Фелисия этого не знала. Сейчас она не могла понять, почему он рассказывает об этом именно Бруксу!
– Что это доказывает? – осторожно заметил Брукс, очевидно, не ожидавший такого рода откровения. Лисия тоже не была готова услышать такое – Робби никогда не рассказывал ей об этом, и все же сейчас он делился своим секретом не с ней, а с Рэнди Бруксом.

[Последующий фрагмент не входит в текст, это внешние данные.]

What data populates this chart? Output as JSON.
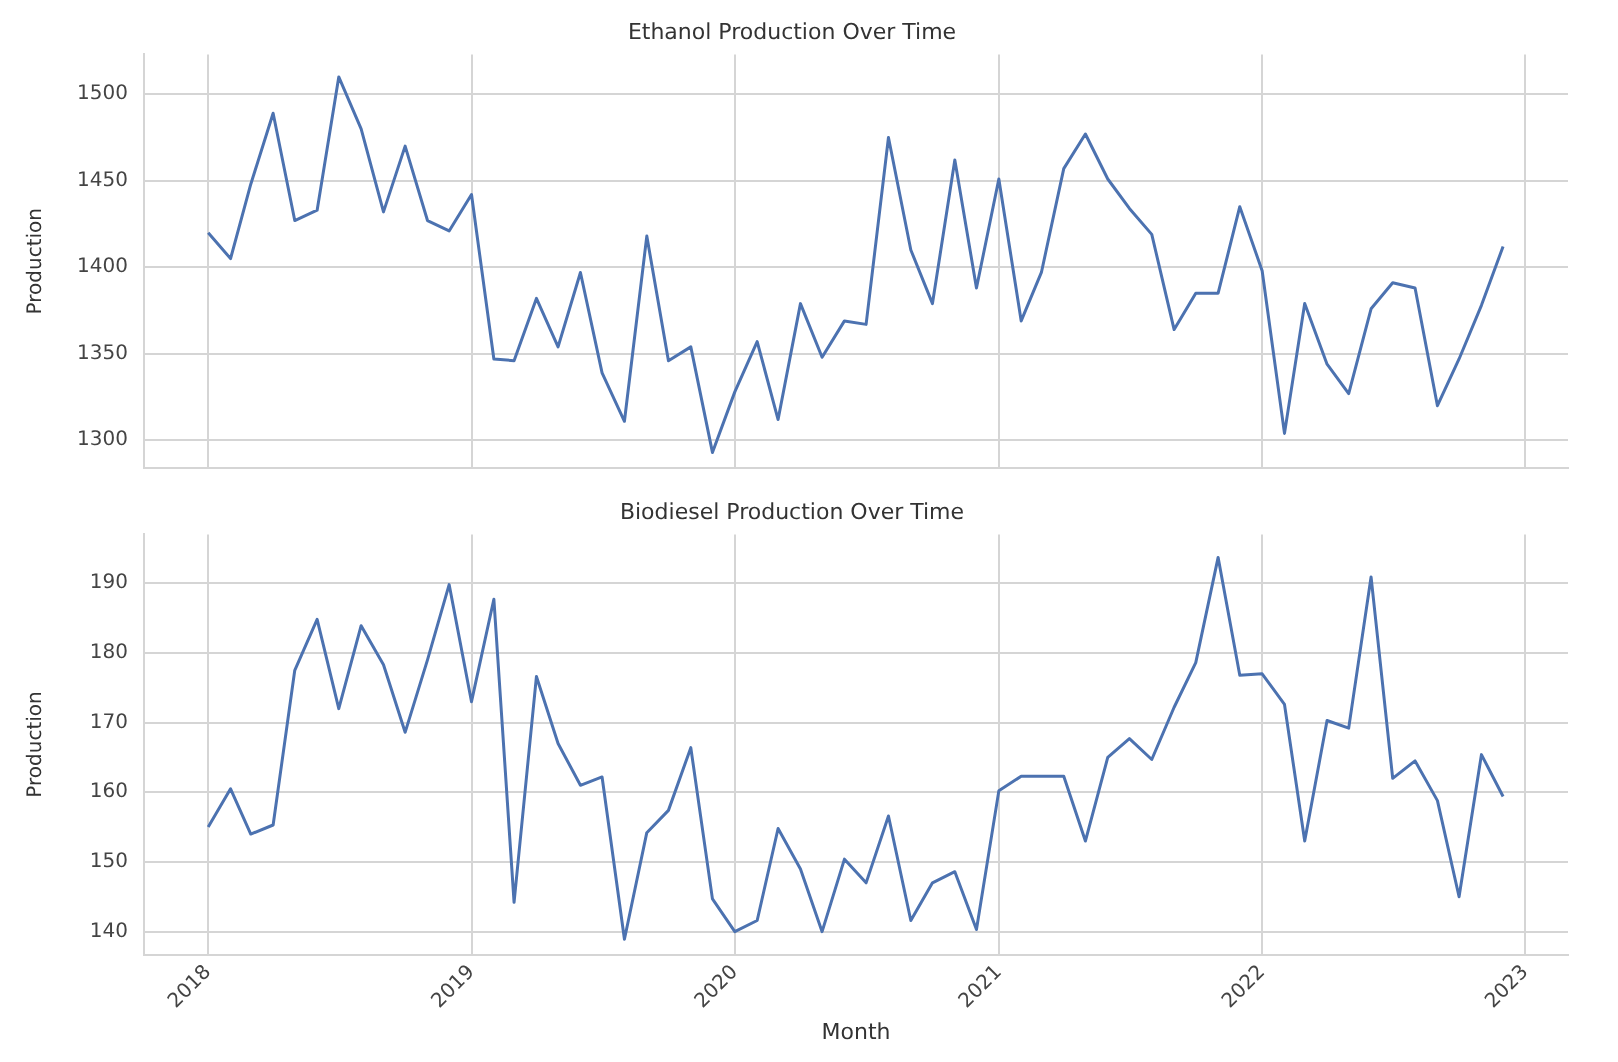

– Пенелопа меня не понимала, – продолжал Робби. – «Было бы понятно, если бы ты был священником», – говорила она. Она была обижена. Я хочу сказать, это были двадцатые годы, понимаешь, я был актером, играл романтические роли – и весьма успешно. А тут я вел себя как лицемерный викторианский святоша. Не могу сказать, чтобы она отказывалась – она давала мне множество возможностей, чуть было не отказалась выйти за меня замуж из-за этого.
– Она зациклилась на этом.
– Вероятно. Когда же мы наконец переспали в Париже, по пути в Венецию, где мы собирались провести медовый месяц, это не доставило нам обоим большого удовольствия. Не знаю, почему. Понимаешь, я считал, что если я отложу этот момент до свадьбы, то мы испытаем настоящий взрыв страсти, но на самом деле нас постигло разочарование. Особенно Пенелопу. Она недвусмысленно дала мне понять, что я не оправдал ее ожидания.
– Это плохо.
– Когда я учился в актерской школе, старая Элси Доннелл, лучший педагог из всех, всегда говорила мне: «Это как в спорте, понимаешь, ты должен беречь свои силы для роли». Я считал это вполне оправданным. Я хочу сказать, секс – это страсть, энергия, физическое напряжение – все вместе, верно? И запас сил у тебя не безграничен, не так ли? Если ты без оглядки будешь расходовать их в своих личных отношениях, они исчерпаются, и у тебя не хватит сил на твою работу. То же самое касается и страсти, понимаешь? Иногда мне кажется, что я боялся страсти, как будто она опустошала меня – как будто она отнимала у меня силы… – Он помолчал. – Я считал, что от этого страдает моя игра на сцене, – печально произнес он. – Я чувствовал, что должен сделать выбор.
Не в этом ли крылось объяснение? Фелисия похолодела при мысли о том, чего она была лишена все эти годы. Неужели он променял их жизни на свою работу?
– Я никогда не думал о сексе с такой точки зрения, – задумчиво сказал Брукс. Потом после паузы добавил: – Это еще и удовольствие, Робби.
– Да-да, конечно, – нетерпеливо произнес Робби. – Я не утверждаю, что Элси была права, но дело в том, что я поверил ей. Я до сих пор считаю, что в ее словах есть доля истины. Тем не менее, – резко сказал он, – мой брак рухнул ко всем чертям. Потом я встретил Лисию, и все изменилось. Она была актрисой, понимаешь, и чертовски хорошей актрисой, но она верила совсем в другое – любовь, секс, страсть, актерская игра, они были для нее едины, связаны между собой. Между нами с первого взгляда возникло влечение, а вовсе не любовь, понимаешь. По отношению к Пенелопе я чувствовал себя ужасно виноватым за то, что я сделал – или не сделал, и к тому же страдал оттого, что спал с женой другого мужчины – вполне порядочного парня, как я узнал позднее, а вовсе не напыщенного тирана, каким его изобразила мне Лисия, но ведь все лгут о своих супругах, когда заводят любовников. Я не мог перед ней устоять – даже, пожалуй, и не пытался, если честно сказать. Я поплыл по течению, и все было просто чудесно.